閉鎖的になりがちな玄関ホールを明るい空間とすると同時に通風も確保できます。

小屋裏やロフト

多目的な使用方法が考えられる小屋裏やロフトに設けることで心地よい空間が生まれますが、夏場の暑さには十分に配慮しておくことが大切です。

子供部屋・寝室

採光・通風という実用面はもちろん、朝日を浴びての目覚め、夜空を望みながらの就寝などといった心地のよさは魅力でしょう。

プランニングの注意点

トップライトを取り入れる際には単体で考えるのではなく、空間全体として検討することが大切です。トップライトに魅力を感じているのであれば、間取りと同時に、設置する目的やイメージを設計者に相談するようにしましょう。可能であれば、ショールームなどで商品を確認し、開閉操作を行ってみること。モデルハウスやSUVACOの実例などで空間のイメージを参考にするのもいいでしょう。

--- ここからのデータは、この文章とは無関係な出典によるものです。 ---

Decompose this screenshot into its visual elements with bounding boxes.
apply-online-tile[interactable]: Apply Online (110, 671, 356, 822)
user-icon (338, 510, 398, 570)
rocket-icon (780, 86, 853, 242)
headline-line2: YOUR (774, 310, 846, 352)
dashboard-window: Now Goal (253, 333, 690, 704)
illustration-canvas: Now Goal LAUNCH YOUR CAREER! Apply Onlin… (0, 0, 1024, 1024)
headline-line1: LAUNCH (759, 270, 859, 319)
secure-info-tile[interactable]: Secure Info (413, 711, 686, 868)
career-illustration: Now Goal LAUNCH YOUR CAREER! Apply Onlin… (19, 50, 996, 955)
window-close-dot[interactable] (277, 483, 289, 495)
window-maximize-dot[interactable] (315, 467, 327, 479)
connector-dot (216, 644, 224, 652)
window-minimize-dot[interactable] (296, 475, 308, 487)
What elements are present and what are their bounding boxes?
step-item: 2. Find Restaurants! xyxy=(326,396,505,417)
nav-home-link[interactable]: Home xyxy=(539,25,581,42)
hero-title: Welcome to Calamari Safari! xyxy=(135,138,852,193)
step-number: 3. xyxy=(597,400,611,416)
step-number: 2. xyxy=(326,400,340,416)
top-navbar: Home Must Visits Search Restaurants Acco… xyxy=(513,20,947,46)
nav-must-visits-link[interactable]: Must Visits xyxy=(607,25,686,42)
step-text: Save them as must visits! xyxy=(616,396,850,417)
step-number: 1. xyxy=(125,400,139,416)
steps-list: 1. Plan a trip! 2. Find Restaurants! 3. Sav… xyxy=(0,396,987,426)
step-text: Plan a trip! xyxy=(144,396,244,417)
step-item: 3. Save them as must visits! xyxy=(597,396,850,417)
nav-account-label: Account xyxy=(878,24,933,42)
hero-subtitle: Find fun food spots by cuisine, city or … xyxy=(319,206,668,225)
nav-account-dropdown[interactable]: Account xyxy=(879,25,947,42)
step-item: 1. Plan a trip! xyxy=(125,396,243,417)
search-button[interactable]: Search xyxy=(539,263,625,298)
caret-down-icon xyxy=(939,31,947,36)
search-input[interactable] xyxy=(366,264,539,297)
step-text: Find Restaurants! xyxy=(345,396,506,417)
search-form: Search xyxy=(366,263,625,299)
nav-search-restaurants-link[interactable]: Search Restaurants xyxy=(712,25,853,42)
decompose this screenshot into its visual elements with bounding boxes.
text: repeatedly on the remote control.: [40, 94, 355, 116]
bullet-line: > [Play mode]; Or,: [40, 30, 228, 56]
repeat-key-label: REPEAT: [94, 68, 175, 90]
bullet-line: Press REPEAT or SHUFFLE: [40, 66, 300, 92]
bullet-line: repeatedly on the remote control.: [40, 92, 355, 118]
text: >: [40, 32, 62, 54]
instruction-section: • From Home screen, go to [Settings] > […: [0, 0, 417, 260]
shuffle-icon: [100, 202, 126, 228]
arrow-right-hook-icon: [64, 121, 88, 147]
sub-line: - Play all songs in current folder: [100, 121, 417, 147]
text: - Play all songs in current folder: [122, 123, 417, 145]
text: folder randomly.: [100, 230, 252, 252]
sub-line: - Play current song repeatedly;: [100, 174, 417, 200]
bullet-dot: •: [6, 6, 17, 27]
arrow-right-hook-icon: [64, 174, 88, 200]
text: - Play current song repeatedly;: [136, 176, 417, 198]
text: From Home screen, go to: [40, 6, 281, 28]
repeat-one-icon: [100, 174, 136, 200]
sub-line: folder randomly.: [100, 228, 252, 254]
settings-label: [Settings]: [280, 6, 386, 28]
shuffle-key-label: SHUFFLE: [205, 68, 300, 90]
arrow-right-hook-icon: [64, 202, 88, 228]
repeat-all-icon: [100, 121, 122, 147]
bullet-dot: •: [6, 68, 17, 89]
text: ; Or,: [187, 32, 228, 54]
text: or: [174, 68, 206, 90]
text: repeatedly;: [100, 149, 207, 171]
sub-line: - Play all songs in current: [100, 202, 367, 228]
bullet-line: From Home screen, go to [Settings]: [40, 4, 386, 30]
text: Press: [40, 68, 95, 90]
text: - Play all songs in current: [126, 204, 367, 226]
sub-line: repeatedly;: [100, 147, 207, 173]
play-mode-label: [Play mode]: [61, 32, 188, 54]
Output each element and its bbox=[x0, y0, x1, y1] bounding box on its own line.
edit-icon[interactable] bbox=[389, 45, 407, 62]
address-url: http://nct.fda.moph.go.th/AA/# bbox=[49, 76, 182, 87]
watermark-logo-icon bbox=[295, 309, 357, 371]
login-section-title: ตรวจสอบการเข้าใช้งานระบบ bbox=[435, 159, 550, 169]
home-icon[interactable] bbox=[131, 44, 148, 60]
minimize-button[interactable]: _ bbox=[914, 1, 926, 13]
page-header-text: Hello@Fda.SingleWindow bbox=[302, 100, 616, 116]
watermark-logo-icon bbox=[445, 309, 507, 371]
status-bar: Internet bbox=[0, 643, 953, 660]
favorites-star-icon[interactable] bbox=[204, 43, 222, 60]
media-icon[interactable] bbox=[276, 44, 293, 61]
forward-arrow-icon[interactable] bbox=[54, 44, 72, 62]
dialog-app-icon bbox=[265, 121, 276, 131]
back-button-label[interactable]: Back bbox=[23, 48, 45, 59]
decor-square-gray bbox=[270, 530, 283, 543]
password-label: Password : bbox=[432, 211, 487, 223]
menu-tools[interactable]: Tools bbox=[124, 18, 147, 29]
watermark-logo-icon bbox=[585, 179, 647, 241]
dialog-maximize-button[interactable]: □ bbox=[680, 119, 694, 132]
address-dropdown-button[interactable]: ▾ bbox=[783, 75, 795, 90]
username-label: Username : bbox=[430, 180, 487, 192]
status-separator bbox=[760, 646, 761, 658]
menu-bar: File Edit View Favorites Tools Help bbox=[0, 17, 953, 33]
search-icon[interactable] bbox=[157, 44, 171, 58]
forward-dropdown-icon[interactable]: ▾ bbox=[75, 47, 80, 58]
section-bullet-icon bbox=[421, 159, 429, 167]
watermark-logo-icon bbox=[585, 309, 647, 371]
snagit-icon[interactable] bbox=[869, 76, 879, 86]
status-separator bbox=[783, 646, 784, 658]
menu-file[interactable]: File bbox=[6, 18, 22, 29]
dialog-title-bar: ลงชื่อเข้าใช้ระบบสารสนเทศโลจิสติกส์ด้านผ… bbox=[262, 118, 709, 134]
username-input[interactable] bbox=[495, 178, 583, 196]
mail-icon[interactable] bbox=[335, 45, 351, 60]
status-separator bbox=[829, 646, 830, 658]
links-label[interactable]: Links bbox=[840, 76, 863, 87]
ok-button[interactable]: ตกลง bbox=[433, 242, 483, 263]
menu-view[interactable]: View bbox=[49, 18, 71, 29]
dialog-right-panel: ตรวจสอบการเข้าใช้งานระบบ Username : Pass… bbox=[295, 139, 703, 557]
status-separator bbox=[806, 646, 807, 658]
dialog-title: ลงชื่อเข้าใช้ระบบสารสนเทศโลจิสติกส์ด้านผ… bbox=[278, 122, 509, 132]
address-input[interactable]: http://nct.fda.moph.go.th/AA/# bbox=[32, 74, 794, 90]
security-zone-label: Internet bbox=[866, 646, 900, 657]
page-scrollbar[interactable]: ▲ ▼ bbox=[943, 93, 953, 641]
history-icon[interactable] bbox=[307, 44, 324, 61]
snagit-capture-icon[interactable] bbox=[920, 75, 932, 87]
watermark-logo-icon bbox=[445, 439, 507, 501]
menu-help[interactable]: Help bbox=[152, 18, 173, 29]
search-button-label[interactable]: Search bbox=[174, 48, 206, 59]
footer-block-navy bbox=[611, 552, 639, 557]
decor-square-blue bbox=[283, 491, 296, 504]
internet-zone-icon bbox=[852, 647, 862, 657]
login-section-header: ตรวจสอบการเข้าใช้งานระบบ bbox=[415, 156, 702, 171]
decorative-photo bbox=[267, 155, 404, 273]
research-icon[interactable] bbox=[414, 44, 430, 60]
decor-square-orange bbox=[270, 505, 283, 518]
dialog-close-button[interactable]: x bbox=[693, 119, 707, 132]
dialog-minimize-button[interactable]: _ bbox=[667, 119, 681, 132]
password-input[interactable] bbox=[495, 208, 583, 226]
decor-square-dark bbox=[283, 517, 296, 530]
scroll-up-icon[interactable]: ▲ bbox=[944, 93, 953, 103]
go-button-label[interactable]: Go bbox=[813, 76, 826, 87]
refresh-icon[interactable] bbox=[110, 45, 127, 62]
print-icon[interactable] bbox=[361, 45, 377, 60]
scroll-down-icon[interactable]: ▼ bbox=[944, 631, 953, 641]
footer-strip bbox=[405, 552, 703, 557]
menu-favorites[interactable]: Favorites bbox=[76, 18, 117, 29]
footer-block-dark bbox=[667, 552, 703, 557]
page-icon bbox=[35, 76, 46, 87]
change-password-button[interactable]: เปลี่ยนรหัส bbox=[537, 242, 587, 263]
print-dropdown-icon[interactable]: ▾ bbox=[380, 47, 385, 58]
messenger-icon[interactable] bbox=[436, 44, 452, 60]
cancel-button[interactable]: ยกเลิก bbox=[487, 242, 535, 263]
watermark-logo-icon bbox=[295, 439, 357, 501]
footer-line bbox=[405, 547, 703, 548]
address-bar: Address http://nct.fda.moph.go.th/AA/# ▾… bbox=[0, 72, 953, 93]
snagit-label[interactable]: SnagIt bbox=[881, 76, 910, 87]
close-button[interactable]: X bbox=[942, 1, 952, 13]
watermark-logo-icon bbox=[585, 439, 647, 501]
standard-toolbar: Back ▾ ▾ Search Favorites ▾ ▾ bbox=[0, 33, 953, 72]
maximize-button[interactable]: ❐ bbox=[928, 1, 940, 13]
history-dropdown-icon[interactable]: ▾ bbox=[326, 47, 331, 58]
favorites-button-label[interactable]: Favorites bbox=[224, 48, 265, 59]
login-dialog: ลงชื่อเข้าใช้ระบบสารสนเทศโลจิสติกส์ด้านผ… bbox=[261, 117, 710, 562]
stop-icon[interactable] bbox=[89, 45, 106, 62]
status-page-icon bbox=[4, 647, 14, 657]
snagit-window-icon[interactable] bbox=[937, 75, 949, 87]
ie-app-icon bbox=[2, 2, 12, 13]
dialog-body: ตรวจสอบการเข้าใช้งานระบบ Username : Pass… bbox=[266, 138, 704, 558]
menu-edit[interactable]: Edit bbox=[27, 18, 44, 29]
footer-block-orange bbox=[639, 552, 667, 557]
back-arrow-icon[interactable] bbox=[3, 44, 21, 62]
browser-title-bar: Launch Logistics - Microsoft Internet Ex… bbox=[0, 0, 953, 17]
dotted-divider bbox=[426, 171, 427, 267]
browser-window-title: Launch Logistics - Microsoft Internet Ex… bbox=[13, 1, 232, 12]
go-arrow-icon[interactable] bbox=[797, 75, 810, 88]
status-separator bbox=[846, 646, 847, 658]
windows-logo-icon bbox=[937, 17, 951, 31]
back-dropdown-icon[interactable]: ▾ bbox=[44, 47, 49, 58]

最近では、異常気象も多く、屋根面に取り付けるトップライトは、雨水の侵入や開閉部分の不具合などが気になるものです。商品的には雨漏りなどへの性能も高まってきていますが、不安な点があれば事前に設計者やメーカーに確認を。メーカーによって、数年ごとの点検を行うシステムなどを用意しているところもあるので、取り入れる際には、保証やメンテナンス体制、不具合などの際の連絡先などもチェックしておくこともポイントです。